Pour la première fois depuis sa création en 2011, Pleasure Wine choisit de s'éloigner du monde des vins et spiritueux pour vous faire vivre une toute nouvelle expérience inédite !

Comme vous le savez déjà probablement, la notion de prestige est quelque chose de profondément enraciné dans notre philosophie et notre relation avec nos clients. Pour vous, nous avons toujours recherché les vins les plus fins qui soient; les meilleurs millésimes, des plus grandes régions et des plus prestigieux producteurs. Parce que vous méritez ce qu'il y a de mieux. Chaque vin, liqueur ou spiritueux passe par un contrôle strict avant de pouvoir faire son entrée dans notre catalogue, et nous ne pourrions jamais vous proposer quelque chose dont nous ne sommes pas satisfaits à 100% nous-mêmes. Dans cette optique, après de longs mois de réflexion, nous avons décidé de franchir une nouvelle étape avec vous.

Voilà pourquoi vous trouverez dès aujourd'hui, dans notre magasin en ligne, un nouveau produit capable d'incarner ces notions de luxe et de prestige qui nous tiennent tant à coeur et qui vous poussent à nous faire confiance depuis le début de l'aventure Pleasure Wine: le caviar Black Diamond !

   

Black Diamond Caviar

   

Il s'agit d'oeufs d'esturgeon d'élevage provenant de quelques-uns des plus grands producteurs à travers le monde (France, Italie, Pologne, Chine, Iran...) Un mets exceptionnel qui symbolise à lui seul toutes les idées que l'on peut se faire de la très grande cuisine. Et, comme Pleasure Wine aime faire les choses en grand, ce ne sont pas moins de 10 sortes de caviars différents que vous pouvez découvrir dès maintenant sur notre site ! Béluga, Baerii, Kaluga, Sevruga... Tous ces grands noms sont disponibles en boîtes de 50g.

Le caviar Black Diamond se conserve jusqu'à 6 mois au réfrigérateur, pour une température se situant entre -4°C et 4°C (idéalement 2°C). Une fois ouvert, veuillez le consommer dans les 3-4 jours qui suivent. Ne congelez pas le caviar, les oeufs ayant tendance à exploser lors de la décongélation. Pour préserver toutes les qualités gustatives du caviar, Pleasure Wine vous conseille d'utiliser une cuillère de nacre plutôt qu'une cuillère en inox, qui risquerait d'en altérer le goût.

   

   

L'histoire du caviar

L'histoire du caviar : Aristote

Vous n'êtes pas familier avec le caviar ? Pas de problème, faisons une petite plongée dans le temps pour y voir plus clair. Personne ne sait véritablement quand les oeufs d'esturgeons ont vraiment commencé à être utilisés en cuisine, mais ils sont mentionnés par Aristote (384-322 avant JC). C'est la toute première apparition du mets dans l'Histoire.
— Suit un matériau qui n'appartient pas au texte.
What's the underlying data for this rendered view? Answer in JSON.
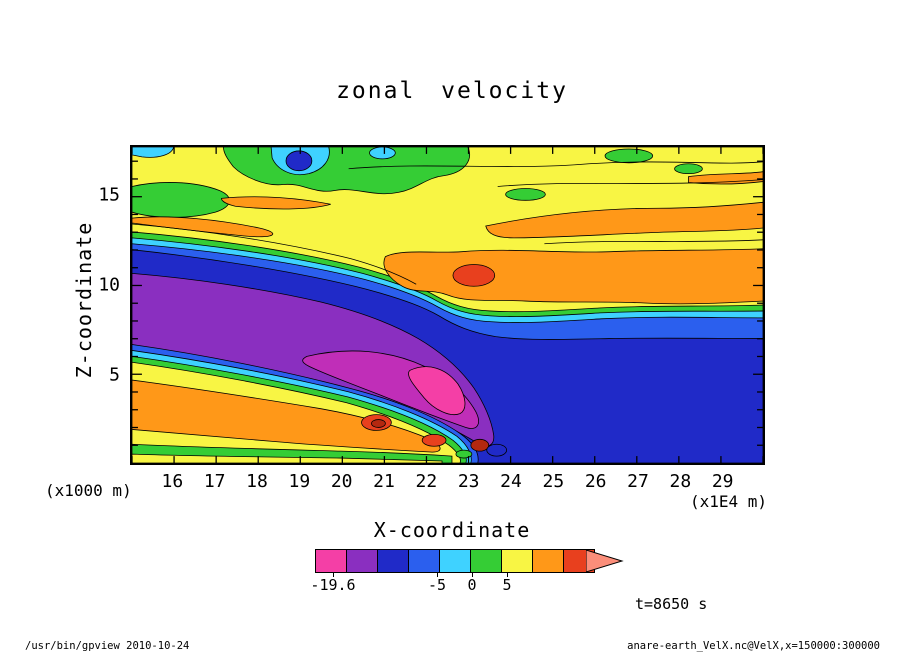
{
  "title": "zonal velocity",
  "time_label": "t=8650 s",
  "footer": {
    "left": "/usr/bin/gpview  2010-10-24",
    "right": "anare-earth_VelX.nc@VelX,x=150000:300000"
  },
  "chart_data": {
    "type": "heatmap",
    "subtype": "filled-contour",
    "title": "zonal velocity",
    "xlabel": "X-coordinate",
    "x_unit_label": "(x1E4 m)",
    "x_range": [
      15,
      30
    ],
    "x_ticks": [
      16,
      17,
      18,
      19,
      20,
      21,
      22,
      23,
      24,
      25,
      26,
      27,
      28,
      29
    ],
    "ylabel": "Z-coordinate",
    "y_unit_label": "(x1000 m)",
    "y_range": [
      0,
      17.8
    ],
    "y_ticks": [
      5,
      10,
      15
    ],
    "colorbar": {
      "labels": [
        "-19.6",
        "-5",
        "0",
        "5"
      ],
      "colors": [
        "#F43FA6",
        "#8A2FC0",
        "#202AC8",
        "#2B5FEE",
        "#3FD2FF",
        "#35CD35",
        "#F8F544",
        "#FF9818",
        "#E8401E"
      ],
      "arrow_color": "#FB8E7A",
      "min_value": -19.6,
      "labeled_levels": [
        -5,
        0,
        5
      ]
    },
    "palette": {
      "pink": "#F43FA6",
      "magenta": "#C02EB8",
      "purple": "#8A2FC0",
      "navy": "#202AC8",
      "blue": "#2B5FEE",
      "cyan": "#3FD2FF",
      "green": "#35CD35",
      "yellow": "#F8F544",
      "orange": "#FF9818",
      "red": "#E8401E",
      "dark_red": "#B42810"
    },
    "field_summary": {
      "variable": "zonal velocity",
      "min_value": -19.6,
      "regions": [
        {
          "where": "upper layer z=12-17.8",
          "value": "positive (yellow ~0-5) with green/cyan/blue negative patches near top around x=17-21 and wavy orange bands ~5-10"
        },
        {
          "where": "mid-right band x=21-30, z=9-12",
          "value": "positive ~5-10 (orange) with red maximum near x=23, z=10"
        },
        {
          "where": "diagonal jet from x=15, z=7-11 descending to x=24, z=1",
          "value": "strongly negative core (purple/magenta/pink), minimum -19.6"
        },
        {
          "where": "lower-left pocket x=15-23, z=0-5",
          "value": "positive ~0-10 (yellow/orange) with red spots near x=20.8, z=2.3"
        },
        {
          "where": "lower-right x=24-30, z=0-7",
          "value": "negative ~-5 to -15 (blue/navy)"
        },
        {
          "where": "front near x=22-24",
          "value": "sharp gradient, contour lines crowded, small extrema at bottom"
        }
      ]
    }
  }
}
Les Perses en étaient également très friands et le mangeaient sous forme de bouillie, si l'on en croit certains écrits datant du IXe siècle. Ils voyaient le caviar comme un super-aliment riche en protéines, capable de stimuler l'endurance de celui qui en consommait, en plus de lui attribuer de nombreuses autres vertus thérapeutiques.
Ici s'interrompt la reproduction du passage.